$ cat post/ssh-key-accepted-/-the-interrupt-handler-failed-/-the-pod-restarted.md

16JUL18

ssh key accepted / the interrupt handler failed / the pod restarted

Title: Kubernetes Wars and My Unloved Sidecar

July 16, 2018 was just another day in the container wars. Everyone had a favorite weapon, but one thing was clear—Kubernetes was winning. Helm, Istio, Envoy, and others were emerging like sidekicks to make our lives easier (or harder, depending on your perspective). I found myself knee-deep in Kubernetes clusters, trying to figure out how to get everyone else’s code running without breaking things.

Today, we’re dealing with a cluster that’s acting up. It’s been humming along for months, but suddenly some pods are crashing left and right. The first thing you do is dig into the logs, hoping to find a smoking gun. But no dice—everything looks fine. Time to fire up the metrics, maybe something in Prometheus or Grafana will show us what’s going on.

I start by checking out Prometheus. A few minutes later, I’m staring at a graph that shows my heart rate rising. The node CPU usage is spiking all over the place! I run a kubectl top nodes and sure enough, one of our worker nodes has hit 100% CPU utilization. That explains why things are crashing.

But where’s the culprit? I grep through the logs on that specific pod, looking for anything suspicious, but it’s clean as can be. Time to get granular. I start with a kubectl describe to gather more information about the container and its resources. The resource limits are set to reasonable values—100m CPU and 256Mi memory each. But there are no requests, which means Kubernetes is just giving it as much as it wants.

This is where Istio comes in. I decide to deploy a sidecar with Envoy to see if it can give us some more insight. Sidecars are the new kids on the block—everyone’s talking about them but not everyone’s using them yet. My colleague, Alex, tells me he heard they can help debug resource issues like this. I’m skeptical but willing to give it a shot.

I fire up my terminal and start with istioctl commands. It takes some fiddling, but eventually, I get Envoy sidecars running on the problematic pods. Now we have access to more detailed metrics about what each container is doing. After an hour or so of tweaking and waiting, I finally see something that catches my eye—a spike in CPU usage just before one of the pods crashes.

With this new insight, it’s clear: a particular piece of code within the container is causing the issue. It’s a long-running background task that wasn’t supposed to affect much but apparently was sucking up all the resources. I run the task locally and can see why—it’s not optimized for production use at all. Time to refactor.

As I sit there, typing out the new code, I realize how often we rush to deploy solutions without fully understanding the problem. Kubernetes makes it so easy to spin up new instances that sometimes we forget to dig deep enough into what’s going on underneath. With a sidecar like Envoy, we have more visibility than ever, but it’s still up to us to use that information wisely.

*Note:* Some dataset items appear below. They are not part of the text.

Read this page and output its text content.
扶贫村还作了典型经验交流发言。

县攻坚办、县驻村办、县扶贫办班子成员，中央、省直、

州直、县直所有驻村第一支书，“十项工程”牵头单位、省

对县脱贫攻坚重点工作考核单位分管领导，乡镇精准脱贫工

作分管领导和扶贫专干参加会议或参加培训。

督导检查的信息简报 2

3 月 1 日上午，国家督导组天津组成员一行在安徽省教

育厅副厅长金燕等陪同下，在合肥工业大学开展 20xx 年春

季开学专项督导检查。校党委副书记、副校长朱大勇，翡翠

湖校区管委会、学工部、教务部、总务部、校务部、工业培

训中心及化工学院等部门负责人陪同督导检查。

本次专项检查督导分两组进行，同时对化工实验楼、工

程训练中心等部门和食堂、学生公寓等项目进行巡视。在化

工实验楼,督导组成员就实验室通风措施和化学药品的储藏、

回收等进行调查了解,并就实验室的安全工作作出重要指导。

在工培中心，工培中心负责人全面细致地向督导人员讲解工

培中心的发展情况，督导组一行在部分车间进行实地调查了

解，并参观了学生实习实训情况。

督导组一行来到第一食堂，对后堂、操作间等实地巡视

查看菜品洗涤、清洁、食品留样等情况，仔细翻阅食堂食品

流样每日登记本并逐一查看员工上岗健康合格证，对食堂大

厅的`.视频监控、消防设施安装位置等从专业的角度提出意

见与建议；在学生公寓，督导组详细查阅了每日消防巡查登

This cluster is just one of many I manage, and these kinds of issues are common. But each time, there’s something new to learn. Today, it was about the importance of resource requests and how sidecars can provide valuable insights. Tomorrow, who knows? Maybe it will be something else entirely.

For now, though, I’m relieved. The cluster is stable again, and we’re back on track. Kubernetes, Helm, Istio, Envoy—every tool has its place. And while the learning curve is steep, dealing with issues like this keeps me grounded and reminds me why I love this job: there’s always something new to figure out.

This blog post captures the essence of a day in the life of an engineer dealing with Kubernetes clusters and emerging technologies, reflecting on the challenges and solutions encountered.